Sensitive price index: roiling resurgence?

13 Dec, 2023

EDITORIAL: The Sensitive Price Index (SPI) for the week ending 7 December 2023 against the week ending 30 November 2023 was a high of 42.68 percent year on year and a rise of 1.16 percent from the week before.

The Consumer Price Index (CPI) for November 2023 registered at 29.2 percent, lower than the SPI because of a dramatic strengthening of the rupee-dollar parity as a consequence of the crackdown on speculators in the foreign exchange market starting 7 September 2023 – a trend that was reversed just prior to the arrival of the Fund team on 3 November for the first review of the 3 billion dollar Stand-By Arrangement (SBA) with the International Monetary Fund (IMF) approved by the Board on 12 July 2023.

The obvious comparison of Pakistan’s inflation has to be with Sri Lanka’s which experienced similar concerns with respect to the performance of key macroeconomic indicators due to the implementation of persistently flawed executive policy decisions, prompting the two governments to seek a loan whose conditions are politically extremely challenging.

Sri Lanka succeeded in securing a 3 billion dollar 48-month long IMF loan on 20 March 2023 and inflation in the country declined significantly from 35.3 percent in April to 25.23 percent in May.
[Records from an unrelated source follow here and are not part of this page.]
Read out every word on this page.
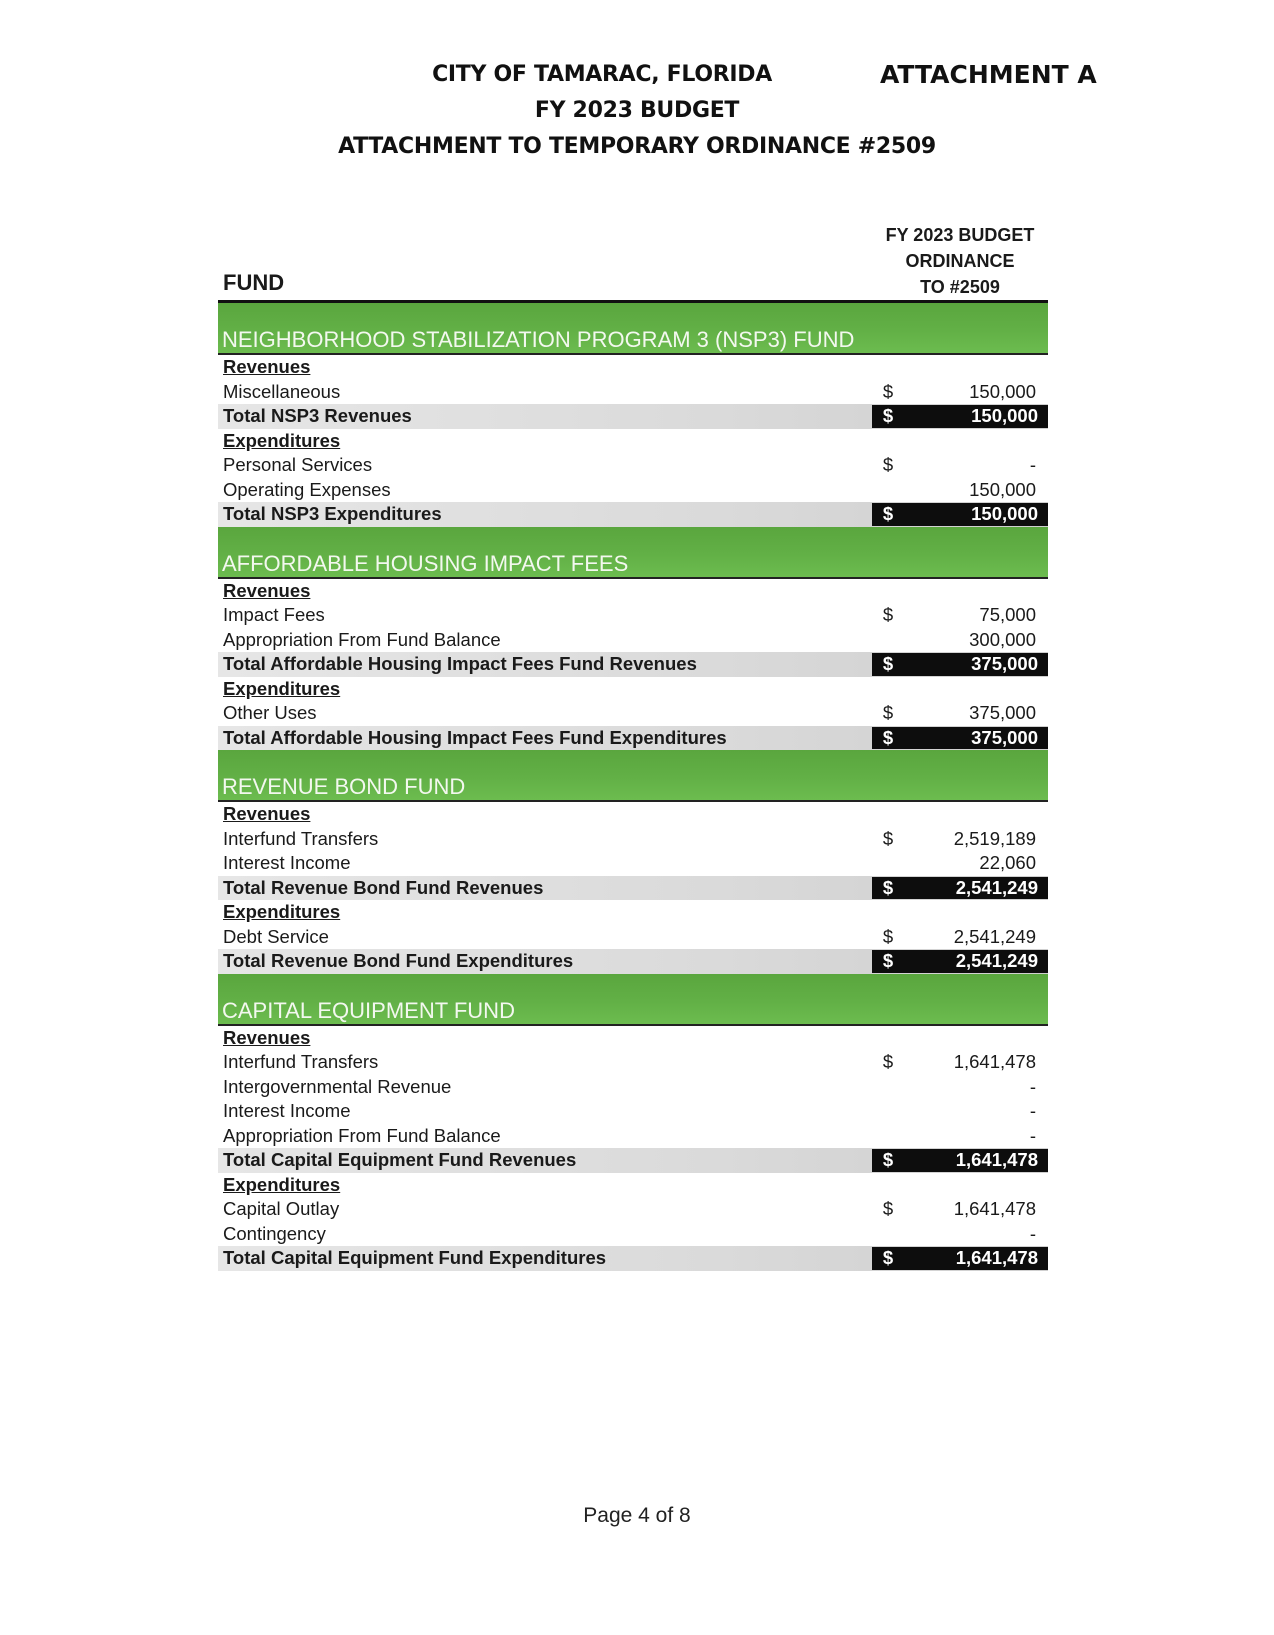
CITY OF TAMARAC, FLORIDA
FY 2023 BUDGET
ATTACHMENT TO TEMPORARY ORDINANCE #2509
ATTACHMENT A
FUND
FY 2023 BUDGET
ORDINANCE
TO #2509
NEIGHBORHOOD STABILIZATION PROGRAM 3 (NSP3) FUND
Revenues
Miscellaneous	$	150,000
Total NSP3 Revenues	$	150,000
Expenditures
Personal Services	$	-
Operating Expenses	150,000
Total NSP3 Expenditures	$	150,000
AFFORDABLE HOUSING IMPACT FEES
Revenues
Impact Fees	$	75,000
Appropriation From Fund Balance	300,000
Total Affordable Housing Impact Fees Fund Revenues	$	375,000
Expenditures
Other Uses	$	375,000
Total Affordable Housing Impact Fees Fund Expenditures	$	375,000
REVENUE BOND FUND
Revenues
Interfund Transfers	$	2,519,189
Interest Income	22,060
Total Revenue Bond Fund Revenues	$	2,541,249
Expenditures
Debt Service	$	2,541,249
Total Revenue Bond Fund Expenditures	$	2,541,249
CAPITAL EQUIPMENT FUND
Revenues
Interfund Transfers	$	1,641,478
Intergovernmental Revenue	-
Interest Income	-
Appropriation From Fund Balance	-
Total Capital Equipment Fund Revenues	$	1,641,478
Expenditures
Capital Outlay	$	1,641,478
Contingency	-
Total Capital Equipment Fund Expenditures	$	1,641,478
Page 4 of 8
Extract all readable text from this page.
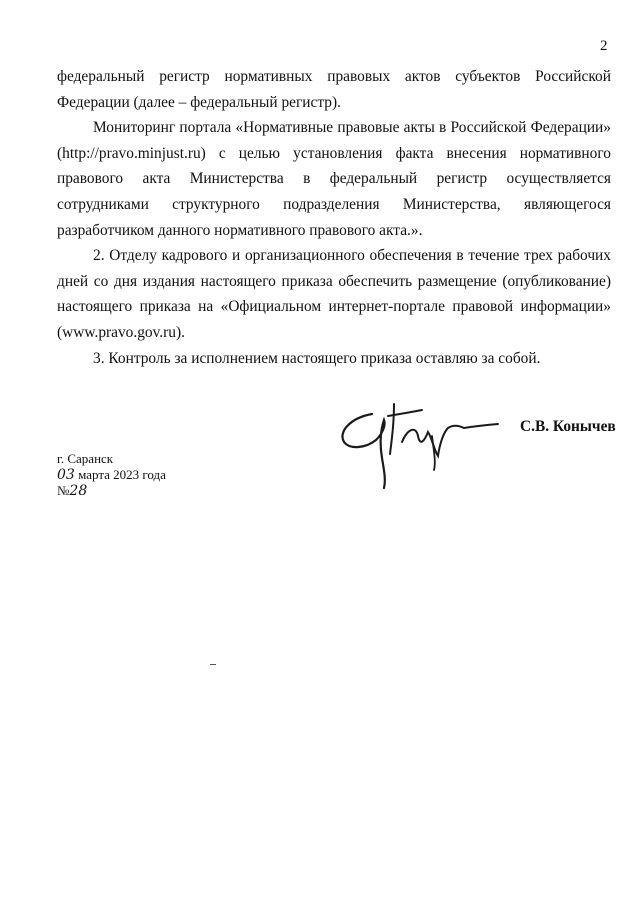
2

федеральный регистр нормативных правовых актов субъектов Российской Федерации (далее – федеральный регистр).

Мониторинг портала «Нормативные правовые акты в Российской Федерации» (http://pravo.minjust.ru) с целью установления факта внесения нормативного правового акта Министерства в федеральный регистр осуществляется сотрудниками структурного подразделения Министерства, являющегося разработчиком данного нормативного правового акта.».

2. Отделу кадрового и организационного обеспечения в течение трех рабочих дней со дня издания настоящего приказа обеспечить размещение (опубликование) настоящего приказа на «Официальном интернет-портале правовой информации» (www.pravo.gov.ru).

3. Контроль за исполнением настоящего приказа оставляю за собой.

С.В. Конычев
г. Саранск
03 марта 2023 года
№28
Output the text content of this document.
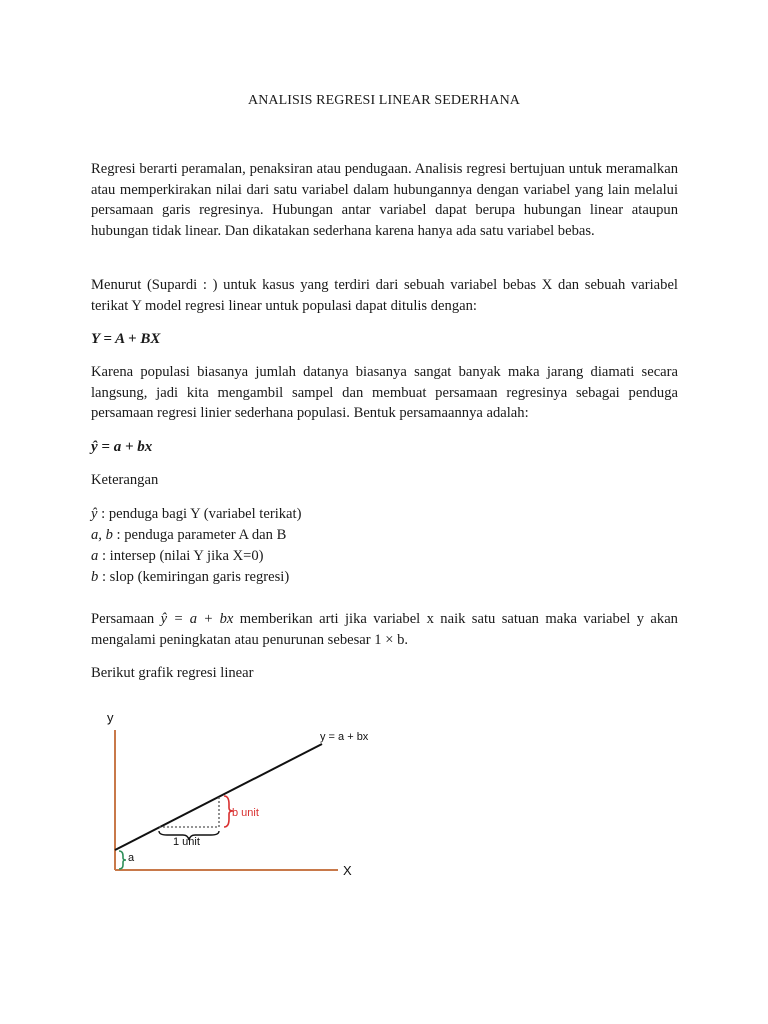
ANALISIS REGRESI LINEAR SEDERHANA

Regresi berarti peramalan, penaksiran atau pendugaan. Analisis regresi bertujuan untuk meramalkan atau memperkirakan nilai dari satu variabel dalam hubungannya dengan variabel yang lain melalui persamaan garis regresinya. Hubungan antar variabel dapat berupa hubungan linear ataupun hubungan tidak linear. Dan dikatakan sederhana karena hanya ada satu variabel bebas.

Menurut (Supardi : ) untuk kasus yang terdiri dari sebuah variabel bebas X dan sebuah variabel terikat Y model regresi linear untuk populasi dapat ditulis dengan:

Y = A + BX

Karena populasi biasanya jumlah datanya biasanya sangat banyak maka jarang diamati secara langsung, jadi kita mengambil sampel dan membuat persamaan regresinya sebagai penduga persamaan regresi linier sederhana populasi. Bentuk persamaannya adalah:

ŷ = a + bx
Keterangan
ŷ : penduga bagi Y (variabel terikat)
a, b : penduga parameter A dan B
a : intersep (nilai Y jika X=0)
b : slop (kemiringan garis regresi)

Persamaan ŷ = a + bx memberikan arti jika variabel x naik satu satuan maka variabel y akan mengalami peningkatan atau penurunan sebesar 1 × b.

Berikut grafik regresi linear
y
X
y = a + bx
b unit
1 unit
a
By November this year, the rate had plummeted to 3.4 percent, a slight rise from the October figure of 1.5 percent.

This is in sharp contrast to Pakistan, which registered a 29.4 percent headline inflation in June 2023, a decline to 28.3 percent in July, rise to 31.4 percent in September and 26.8 percent in October. SPI, on the other hand, registered on average 26 to 27 percent level till mid-September, but then shot up to 38.66 percent in the week ending 21 September and continued to rise each subsequent month to the current level due mainly to an increase in utility prices, particularly those of electricity and gas (at par with policies during the previous twenty-three Fund programmes to pass on the onus of sectoral inefficiencies onto the general public to meet the economically sustainable objective of full cost recovery) and maximizing the levy on petroleum products to create the direly needed fiscal space.

The last updated World Bank report on Pakistan was on 4 October 2023 and states that: “high inflation due to increasing domestic energy prices and continued depreciation of the PKR is likely to keep economic activity subdued.

Recovery in private investment and exports will be marginal in the absence of broader reforms….a more robust recovery will require an ambitious medium term reform agenda focused on fiscal consolidation and enhancing competitiveness supported by strong political ownership and commitment.

The reforms would include measures to increase revenues by broadening the tax base, including from closing exemptions and tapping increased revenue from agriculture, retail, and property.

It would also entail measures to rationalize fiscal expenditures, such as by reducing wasteful and regressive subsidy spending, and to restore private sector confidence through business regulatory reform and reforms to state-owned enterprises, and to address inefficiencies and high costs in the energy sector.”

And perhaps even more disturbing were the views expressed by World Bank’s visiting regional vice president for South Asia Martin Raiser that “almost 40 percent children in Pakistan suffer from stunted growth, more than 78 percent of Pakistan’s children cannot read and understand a simple text by the age of 10. These are stark indicators of a silent human capital crisis that needs priority attention.”

It is and has been abundantly clear for quite some time that without meaningful structural reforms in all sectors the current impasse could well continue and reliance on foreign direct investment in this current economic imbroglio may only be forthcoming at the cost of contracts that would further burden a Pakistani average consumer as was and still is the case under take or pay agreements signed with independent power producers (IPPs).